ESAL calculations included data of a 24-hour period on a 1-year's traffic data for 2008. Therefore, these results provided the actual load spectra along the entire year leading to improved determinations for structural pavement design as compared to the information collected based on conventional weekly sampling techniques used in traffic engineering [7]. The average annual-hourly ESAL distributions over a 24-hour period are shown in figure 5 and exhibit two different distributions with more ESAL counts on SH 114.

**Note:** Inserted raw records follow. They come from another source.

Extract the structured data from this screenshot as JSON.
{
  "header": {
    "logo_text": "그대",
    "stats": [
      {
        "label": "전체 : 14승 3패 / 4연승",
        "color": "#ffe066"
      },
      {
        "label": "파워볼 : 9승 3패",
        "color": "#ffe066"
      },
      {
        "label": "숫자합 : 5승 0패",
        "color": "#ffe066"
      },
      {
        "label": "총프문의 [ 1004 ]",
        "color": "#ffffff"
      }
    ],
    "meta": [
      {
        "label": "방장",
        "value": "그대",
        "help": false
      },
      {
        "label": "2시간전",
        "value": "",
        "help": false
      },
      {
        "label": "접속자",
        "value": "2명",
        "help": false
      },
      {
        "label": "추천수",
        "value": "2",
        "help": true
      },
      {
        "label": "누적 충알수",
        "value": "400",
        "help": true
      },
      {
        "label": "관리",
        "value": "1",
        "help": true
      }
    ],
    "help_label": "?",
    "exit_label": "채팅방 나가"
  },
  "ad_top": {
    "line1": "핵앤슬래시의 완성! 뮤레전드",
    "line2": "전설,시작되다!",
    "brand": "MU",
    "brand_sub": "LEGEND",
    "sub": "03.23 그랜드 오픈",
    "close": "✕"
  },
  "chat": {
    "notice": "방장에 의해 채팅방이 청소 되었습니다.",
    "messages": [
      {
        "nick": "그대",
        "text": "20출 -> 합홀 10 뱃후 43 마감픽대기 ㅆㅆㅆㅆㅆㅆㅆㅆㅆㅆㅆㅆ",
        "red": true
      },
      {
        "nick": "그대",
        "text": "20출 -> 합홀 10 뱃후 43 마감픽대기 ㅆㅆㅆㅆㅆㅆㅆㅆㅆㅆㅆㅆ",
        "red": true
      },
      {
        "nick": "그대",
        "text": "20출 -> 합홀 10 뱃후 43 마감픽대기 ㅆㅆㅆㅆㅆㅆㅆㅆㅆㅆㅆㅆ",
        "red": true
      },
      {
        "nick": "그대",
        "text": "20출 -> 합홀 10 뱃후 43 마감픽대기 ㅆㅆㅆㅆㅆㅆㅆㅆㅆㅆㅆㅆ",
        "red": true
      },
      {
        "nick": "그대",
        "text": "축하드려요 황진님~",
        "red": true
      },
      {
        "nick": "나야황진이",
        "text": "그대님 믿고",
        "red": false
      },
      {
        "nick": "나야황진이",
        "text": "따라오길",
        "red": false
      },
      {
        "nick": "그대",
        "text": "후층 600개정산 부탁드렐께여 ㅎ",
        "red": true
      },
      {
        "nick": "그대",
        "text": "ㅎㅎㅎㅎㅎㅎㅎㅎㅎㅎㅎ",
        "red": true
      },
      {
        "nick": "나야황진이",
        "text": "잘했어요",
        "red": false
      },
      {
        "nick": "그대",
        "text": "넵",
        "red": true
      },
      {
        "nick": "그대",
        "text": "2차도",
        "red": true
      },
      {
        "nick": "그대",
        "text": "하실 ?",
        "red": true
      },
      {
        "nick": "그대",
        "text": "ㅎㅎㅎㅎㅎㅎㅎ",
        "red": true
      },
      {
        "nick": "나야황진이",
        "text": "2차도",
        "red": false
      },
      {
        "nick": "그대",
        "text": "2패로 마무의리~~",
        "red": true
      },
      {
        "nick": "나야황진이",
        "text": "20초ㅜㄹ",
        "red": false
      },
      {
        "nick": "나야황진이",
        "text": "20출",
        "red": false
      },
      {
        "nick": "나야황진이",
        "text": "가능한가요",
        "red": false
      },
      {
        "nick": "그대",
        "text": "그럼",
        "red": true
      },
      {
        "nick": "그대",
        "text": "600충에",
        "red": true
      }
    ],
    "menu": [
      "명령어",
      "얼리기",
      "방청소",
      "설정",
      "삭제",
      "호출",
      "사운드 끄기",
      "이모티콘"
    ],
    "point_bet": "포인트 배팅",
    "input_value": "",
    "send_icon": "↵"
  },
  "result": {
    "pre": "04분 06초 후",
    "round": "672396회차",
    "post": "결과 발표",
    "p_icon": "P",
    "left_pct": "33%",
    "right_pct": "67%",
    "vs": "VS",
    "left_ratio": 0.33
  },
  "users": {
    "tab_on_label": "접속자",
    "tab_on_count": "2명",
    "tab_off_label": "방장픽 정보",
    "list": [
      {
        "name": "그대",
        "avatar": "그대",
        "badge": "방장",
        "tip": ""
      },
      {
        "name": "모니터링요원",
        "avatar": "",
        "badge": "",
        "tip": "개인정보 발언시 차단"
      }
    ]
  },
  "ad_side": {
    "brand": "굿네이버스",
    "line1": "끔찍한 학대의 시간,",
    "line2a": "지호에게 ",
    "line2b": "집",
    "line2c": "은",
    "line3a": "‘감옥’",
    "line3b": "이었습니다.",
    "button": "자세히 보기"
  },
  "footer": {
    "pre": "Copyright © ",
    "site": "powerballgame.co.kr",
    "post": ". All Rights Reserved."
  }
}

For the time-scale considered on the X-axis, SH 114 exhibits close to a normal hourly 80 kN ESAL distribution, while that of IH 35 appears to be skewed towards the right. In addition, the data shown in figure 5 indicate that the peak truck-traffic (80 kN) counts on the two highways do not occur at the same time. On IH 35, the majority (75%) of the 80 kN ESAL count occurs between 06 hrs (6:00 AM) and 21 hrs (9:00 PM), with a peak at 17 hrs (5:00 PM). For SH 114, majority (about 80%) of the truck traffic occurs between 05 hrs (5.00 AM) and 18 hrs (6:00 PM), with a maximum peak at 10 hrs (10:00 AM). On both highways however, the least truck traffic count (about 12%) occurs during the night hours from 23 hrs (11 PM) to 03 hrs (3.00 AM). Evidently, these resultscomputed based on the WIM automated stationsuggest that different highways may have different hourly truck-traffic distribution patterns, which can be difficult to validate based on manual traffic counts. Among other reasons, the differences in the distribution patterns are attributed to the differences in the highway functional class, the associated truck activity type, highway geographical location, etc.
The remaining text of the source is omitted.